My whole life I’ve been told that getting into college would be easy for me, even before I’d ever heard the words affirmative action. According to my parents, it seemed as if I was chosen at birth to attend a prestigious institution, due to being Hispanic. Yet, under the surface, I felt uneasy at the idea that my skin color granted me an edge over my classmates that had almost no advantages over me. I grew up comparatively wealthy, attended good schools and experienced the same troubles that many people of color face. Although the repeal of racial-based affirmative action early this year is a step back in the direction of American racial equity, it may provide the inertia for a great leap forward. Changing the college admissions process to look at wealth, and granting affirmative action based upon it, could increase fairness and possibly increase student achievement.
To preface, racial affirmative advantage has provided people of color and our society as a whole with numerous advantages in the past. Affirmative action aimed to even out the playing field for groups that face increased struggles, traditionally people of color. Removing race from the equation makes it more difficult to grant opportunities to people of color who may not, on paper, compete with many white applicants. However, historically, racial affirmative action was a stopgap to avoid fixing other significant problems in the college admissions process.

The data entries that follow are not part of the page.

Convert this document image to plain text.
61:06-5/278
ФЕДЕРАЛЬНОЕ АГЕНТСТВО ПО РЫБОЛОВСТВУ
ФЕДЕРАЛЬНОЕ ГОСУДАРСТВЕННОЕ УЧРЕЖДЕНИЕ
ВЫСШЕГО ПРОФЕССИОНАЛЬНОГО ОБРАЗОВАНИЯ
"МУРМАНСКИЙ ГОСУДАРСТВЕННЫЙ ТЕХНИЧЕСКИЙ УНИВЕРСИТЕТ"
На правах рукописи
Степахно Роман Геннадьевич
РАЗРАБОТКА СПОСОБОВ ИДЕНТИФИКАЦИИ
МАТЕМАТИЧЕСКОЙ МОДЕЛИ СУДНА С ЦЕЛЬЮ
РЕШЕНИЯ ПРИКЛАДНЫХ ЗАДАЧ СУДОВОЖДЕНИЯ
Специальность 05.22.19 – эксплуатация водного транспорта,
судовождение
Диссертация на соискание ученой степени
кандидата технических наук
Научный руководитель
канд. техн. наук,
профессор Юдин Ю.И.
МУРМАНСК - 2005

The most significant problem confronting equality in college admissions is the influence wealth has on getting into college. The massive college admissions scandal in 2019 among the ultra-wealthy provides the most egregious example, but thousands of students each year are granted significant but less noticeable advantages due to their wealth. If your parents have looked through your college applications, or taken you to tour a school across the country, you likely share these advantages. Many parents across the country don’t speak English, or have the ability to get off work to go on a college trip. I myself have certainly experienced the benefits of wealth in the college admissions process, including SAT tutoring, private college counseling and any other help that I’ve needed, all paid for by my parents.
It’s safe to say that many Redwood students are in a similar position as I am. Even in 2017, a Bark survey found that 47 percent of Redwood students had or were considering getting a private college counselor to provide them help in creating the strongest application possible.

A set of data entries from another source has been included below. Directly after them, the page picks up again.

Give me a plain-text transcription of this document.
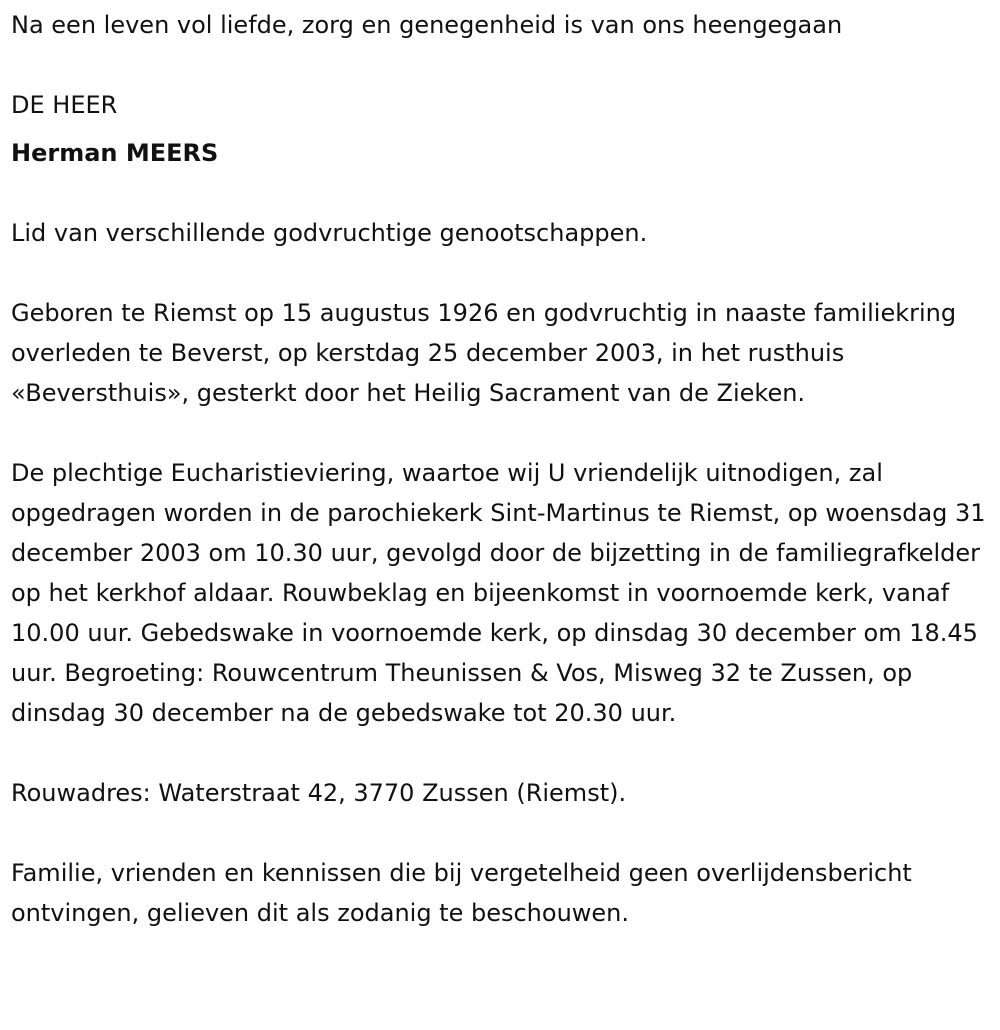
Na een leven vol liefde, zorg en genegenheid is van ons heengegaan

DE HEER

Herman MEERS

Lid van verschillende godvruchtige genootschappen.

Geboren te Riemst op 15 augustus 1926 en godvruchtig in naaste familiekring overleden te Beverst, op kerstdag 25 december 2003, in het rusthuis «Beversthuis», gesterkt door het Heilig Sacrament van de Zieken.

De plechtige Eucharistieviering, waartoe wij U vriendelijk uitnodigen, zal opgedragen worden in de parochiekerk Sint-Martinus te Riemst, op woensdag 31 december 2003 om 10.30 uur, gevolgd door de bijzetting in de familiegrafkelder op het kerkhof aldaar. Rouwbeklag en bijeenkomst in voornoemde kerk, vanaf 10.00 uur. Gebedswake in voornoemde kerk, op dinsdag 30 december om 18.45 uur. Begroeting: Rouwcentrum Theunissen & Vos, Misweg 32 te Zussen, op dinsdag 30 december na de gebedswake tot 20.30 uur.

Rouwadres: Waterstraat 42, 3770 Zussen (Riemst).

Familie, vrienden en kennissen die bij vergetelheid geen overlijdensbericht ontvingen, gelieven dit als zodanig te beschouwen.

My proposal to solve this problem is quite simple: college admissions officers should take into consideration parental wealth and the benefits a student may receive from it. Admissions officials could simply request students to disclose the help they got on their admissions essays, and on standardized tests. No college or university has made a proactive effort to change their admissions system, even with the repeal of affirmative action taking away schools’ previous methods of creating diversity. Other authors have suggested the idea before, including Evan Mandery, a Harvard graduate and professor at the John Jay College of Criminal Justice. In a Time Magazine Op-ed, Mandery describes a similar proposal to decrease the disparities in the amount of help students receive with applications, by having them write their personal statement essays in a similar environment to a standardized test, or to require students to document who has helped them with their essay.

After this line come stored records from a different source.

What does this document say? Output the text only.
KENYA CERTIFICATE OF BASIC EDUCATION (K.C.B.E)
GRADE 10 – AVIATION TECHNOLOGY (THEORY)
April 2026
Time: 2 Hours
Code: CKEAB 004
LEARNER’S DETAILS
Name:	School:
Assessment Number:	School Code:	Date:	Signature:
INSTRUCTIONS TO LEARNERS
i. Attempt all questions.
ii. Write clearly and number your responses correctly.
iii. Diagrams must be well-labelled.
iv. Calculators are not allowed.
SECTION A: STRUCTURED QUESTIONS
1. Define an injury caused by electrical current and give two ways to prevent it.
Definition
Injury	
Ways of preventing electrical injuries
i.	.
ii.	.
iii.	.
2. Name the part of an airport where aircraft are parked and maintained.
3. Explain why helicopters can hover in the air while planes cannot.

Switching to wealth-based affirmative action will still provide benefits to people of color, as white Americans are historically much wealthier than people of color, largely due to greater opportunities and increased generational wealth. According to data from the Federal Reserve, white Americans possess 80 percent of the country’s wealth, and the average white household holds a net worth that is over 900,000 dollars greater than the average black household. Race and wealth have become unfortunately intertwined in American society, but a fair college admissions process provides the gateway for this to change.